13. jan, 2014

Als de rook om je

Hoofd is verdwenen

Vandaag een uur of twee met de lijvige biografie van Sigmund Freud in bad gezeten.

Een mooie rustige zondag. De biografie is in de beste Angelsaksische traditie geschreven door de erudiete Peter Gay die zijn onderwerp door en door kent en zijn bronnenmateriaal nauwgezet citeert. Het leest lekker weg en je komt heel wat te weten, bijvoorbeeld over de onenigheden die de jonge psychoanalytische beweging schokten en de conflicten met Jung en Adler de sociëteit op haar grondvesten deden daveren.

We wisten al dat Freud in zijn jonge jaren cocaïne niet alleen gebruikte, maar de invloed ervan op het menselijk lichaam ook bestudeerde. Wat ook bij blijft is dat hij later verslaafd was aan sigaren, en hij ging door met roken nadat bij hem een kwaadaardig gezwel van het verhemelte was ontdekt en heelkundig verwijderd, waardoor hij een lastige prothese moest inbrengen om de neus- en de mondholte van elkaar te scheiden, zodat hij zich verstaanbaar kon maken.

Steeds minder aanvaard

Nicotineverslaving is die andere vorm van drugafhankelijkheid die in onze samenleving nog steeds legaal is, als staat zij zeer onder de druk vanwege de internationale samenzwering van anti-tabaktivisten die het roken uit alle openbare plaatsen wensen te weren. De nadelen van het roken zijn al lang tot in den treure uiteengezet, en ook de rokers kennen het wel uit hun hoofd.

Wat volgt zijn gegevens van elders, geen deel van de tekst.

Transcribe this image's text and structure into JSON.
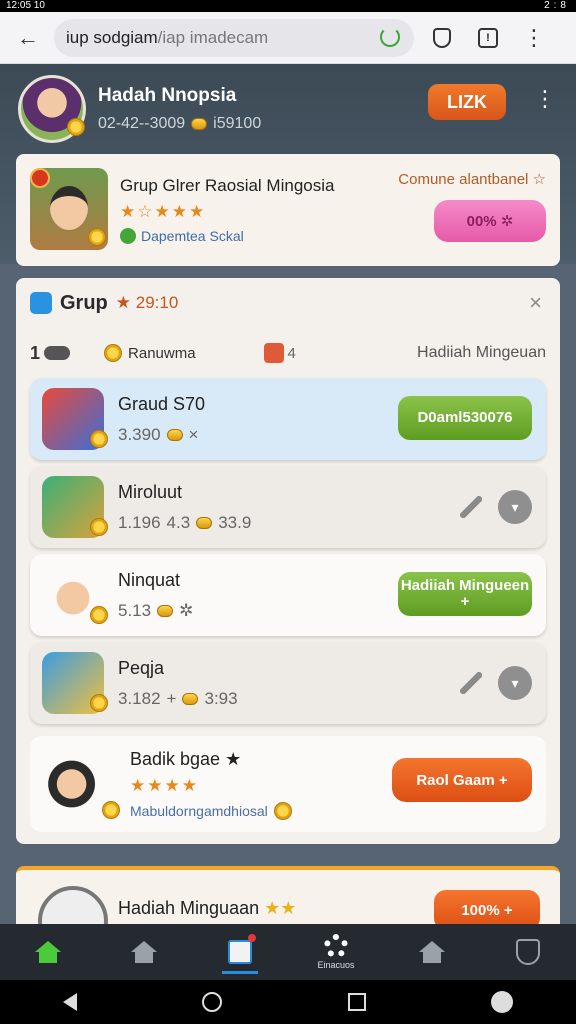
{
  "status": {
    "time": "12:05 10",
    "right": "2:8"
  },
  "browser": {
    "url_host": "iup sodgiam",
    "url_path": "/iap imadecam",
    "tab_label": "!"
  },
  "profile": {
    "name": "Hadah Nnopsia",
    "stats": "02-42--3009",
    "coins": "i59100",
    "level": "LIZK"
  },
  "banner": {
    "title": "Grup Glrer Raosial Mingosia",
    "stars": "★☆★★★",
    "verified": "Dapemtea Sckal",
    "tag": "Comune alantbanel ☆",
    "button": "00% ✲"
  },
  "group": {
    "title": "Grup",
    "meta": "★ 29:10",
    "rank": "1",
    "coin_label": "Ranuwma",
    "badge_num": "4",
    "right_label": "Hadiiah Mingeuan",
    "close": "×"
  },
  "rows": [
    {
      "name": "Graud S70",
      "s1": "3.390",
      "s2": "×",
      "button": "D0aml530076"
    },
    {
      "name": "Miroluut",
      "s1": "1.196",
      "s2": "4.3",
      "s3": "33.9"
    },
    {
      "name": "Ninquat",
      "s1": "5.13",
      "s2": "✲",
      "button": "Hadiiah Mingueen +"
    },
    {
      "name": "Peqja",
      "s1": "3.182",
      "s2": "+",
      "s3": "3:93"
    },
    {
      "name": "Badik bgae ★",
      "stars": "★★★★",
      "sub": "Mabuldorngamdhiosal",
      "button": "Raol Gaam +"
    }
  ],
  "bottom": {
    "title": "Hadiah Minguaan",
    "stars": "★★",
    "button": "100% +"
  },
  "nav": {
    "settings_label": "Einacuos"
  },
  "colors": {
    "accent_orange": "#dc4f14",
    "accent_green": "#5f9d22",
    "accent_blue": "#2a8be0"
  }
}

Verslaafden die niet van hun verslaving af willen, ook al zijn ze bekend met de nadelen. Hoe kan dat nu? Wellicht omdat we onderschatten welk belang het gebruik voor de gebruiker voorstelt. De gebruiker vreest zijn dagelijkse taken niet te kunnen volbrengen als hij of zij zou stoppen met roken. De gebruiker kan allerlei angsten hebben omtrent het stoppen, die hem ertoe aanzetten met het gebruik door te gaan, ook als dat hem of haar schade berokkent.

In het geval van nicotine staat dat die druk vaak in verband met het werk, of het aangaan van betrekkingen met anderen.

Als de gebruiker ondanks alle nadelen doorgaat met gebruiken, dan moet het zijn dat er een voordeel aan verbonden is, al mag dat subjectief van aard zijn.

Voordelen

Nicotine stimuleert het brein en wakkert de concentratie bij het uitoefenen van de taken aan. De sigaret geeft elke keer weer een kleine zweepslag die het organisme aanzet tot geestelijk verder en meer  presteren. Wellicht was dat de reden dat Sigmund Freud er niet kon mee kappen, nog wel de grondlegger van de psychoanalyse, die zichzelf had geanalyseerd, en van wie je toch zou mogen verwachten dat zijn eminente geest boven zoiets stoffelijks als verslaving zou uitstijgen.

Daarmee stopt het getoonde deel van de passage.